Remember

April 2, 2026

Years ago, at First Presbyterian Church in Sarasota, we would occasionally celebrate a Passover Seder together as a congregation. A dear friend of mine, Cy Wofsy, who was Jewish, would help me lead it. It was one of the most meaningful things we did all year.

What Cy helped us see was something easy to miss: that the Last Supper — the night Jesus gathered with his disciples before he was arrested — was itself a Passover Seder. Jesus was not creating something entirely new that night. He was standing inside a story his people had been telling for over a thousand years. And he was saying: this story is about me. And now it is about you.

The connections between Passover and communion run deep — too many to trace here. But one thread connects them both at the root.

Remember.

In both, the people of God are invited not merely to know what happened, but to enact it. To tell the story again. To sing the songs. To say the prayers. To taste the bread and the cup and let the body remember what the mind sometimes forgets.

There is profound wisdom in this. Because in the hardest moments of life — when we are frightened, or grieving, or lost — it is easy to forget. To lose the thread. To wonder whether God has been present at all.

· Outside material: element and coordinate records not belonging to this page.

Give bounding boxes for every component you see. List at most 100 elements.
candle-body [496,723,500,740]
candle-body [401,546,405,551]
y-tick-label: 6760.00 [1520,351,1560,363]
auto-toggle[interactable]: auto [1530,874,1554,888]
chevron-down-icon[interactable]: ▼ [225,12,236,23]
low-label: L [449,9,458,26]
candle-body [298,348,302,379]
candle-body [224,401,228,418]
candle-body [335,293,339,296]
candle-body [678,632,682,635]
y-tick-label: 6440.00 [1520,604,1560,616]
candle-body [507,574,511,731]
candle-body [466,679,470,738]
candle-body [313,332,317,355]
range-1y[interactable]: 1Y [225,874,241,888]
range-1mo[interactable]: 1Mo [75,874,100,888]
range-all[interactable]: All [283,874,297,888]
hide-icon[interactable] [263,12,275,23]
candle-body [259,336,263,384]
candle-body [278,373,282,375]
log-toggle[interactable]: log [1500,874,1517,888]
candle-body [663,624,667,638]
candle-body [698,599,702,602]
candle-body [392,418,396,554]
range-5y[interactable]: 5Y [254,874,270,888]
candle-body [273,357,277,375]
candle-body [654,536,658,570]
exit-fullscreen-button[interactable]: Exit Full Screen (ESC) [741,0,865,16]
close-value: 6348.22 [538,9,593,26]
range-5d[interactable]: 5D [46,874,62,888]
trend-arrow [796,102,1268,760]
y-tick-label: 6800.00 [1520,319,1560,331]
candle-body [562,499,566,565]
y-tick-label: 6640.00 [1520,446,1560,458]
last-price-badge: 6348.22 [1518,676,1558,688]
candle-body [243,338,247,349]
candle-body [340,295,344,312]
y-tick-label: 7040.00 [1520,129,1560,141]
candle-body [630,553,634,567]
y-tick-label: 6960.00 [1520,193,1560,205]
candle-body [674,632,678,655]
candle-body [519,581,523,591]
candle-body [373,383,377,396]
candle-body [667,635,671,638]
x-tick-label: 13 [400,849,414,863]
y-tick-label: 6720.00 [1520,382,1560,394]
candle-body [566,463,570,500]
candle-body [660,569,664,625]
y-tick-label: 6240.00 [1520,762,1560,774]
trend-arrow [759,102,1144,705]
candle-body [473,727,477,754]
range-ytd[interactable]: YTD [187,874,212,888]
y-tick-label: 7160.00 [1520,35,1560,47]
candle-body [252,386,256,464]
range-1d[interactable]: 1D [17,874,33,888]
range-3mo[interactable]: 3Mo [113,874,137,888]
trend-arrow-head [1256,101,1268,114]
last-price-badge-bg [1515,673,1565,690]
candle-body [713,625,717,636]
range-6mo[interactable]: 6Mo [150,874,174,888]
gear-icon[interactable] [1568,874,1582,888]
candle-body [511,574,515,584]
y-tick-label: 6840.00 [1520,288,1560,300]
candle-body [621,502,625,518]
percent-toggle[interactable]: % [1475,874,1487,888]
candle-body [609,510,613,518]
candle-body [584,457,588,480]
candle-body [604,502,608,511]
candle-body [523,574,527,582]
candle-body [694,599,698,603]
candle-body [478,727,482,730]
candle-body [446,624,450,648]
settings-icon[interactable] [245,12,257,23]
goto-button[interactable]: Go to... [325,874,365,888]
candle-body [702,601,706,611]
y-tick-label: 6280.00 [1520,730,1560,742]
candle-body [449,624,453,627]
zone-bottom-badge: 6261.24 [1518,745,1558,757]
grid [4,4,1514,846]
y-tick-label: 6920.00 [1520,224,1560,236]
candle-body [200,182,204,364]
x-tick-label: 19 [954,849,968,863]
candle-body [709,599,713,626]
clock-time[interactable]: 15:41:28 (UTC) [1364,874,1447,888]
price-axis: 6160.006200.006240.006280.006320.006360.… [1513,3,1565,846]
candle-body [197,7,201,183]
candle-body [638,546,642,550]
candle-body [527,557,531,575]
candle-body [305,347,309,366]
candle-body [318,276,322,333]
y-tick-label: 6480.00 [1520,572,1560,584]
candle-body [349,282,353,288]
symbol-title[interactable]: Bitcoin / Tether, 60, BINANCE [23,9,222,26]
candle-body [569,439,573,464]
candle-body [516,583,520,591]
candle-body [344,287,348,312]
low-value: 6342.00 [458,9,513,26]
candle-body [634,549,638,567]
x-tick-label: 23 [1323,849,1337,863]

And the ritual says: look back. Remember how you got here. Remember who has carried you.

The story of God's faithfulness does not begin today. It stretches back further than we can see. And we are standing inside it.

Prayer: Holy God, on this night we remember. We remember the Passover — your people delivered from bondage, carried through the wilderness, brought home. We remember Jesus at the table with his friends, taking the bread and the cup and giving himself. We remember the ways you have carried us through our own hard places — though we do not always stop to name them. Today we name them. We are grateful. And we trust that the grace that has carried us this far will carry us still. Amen.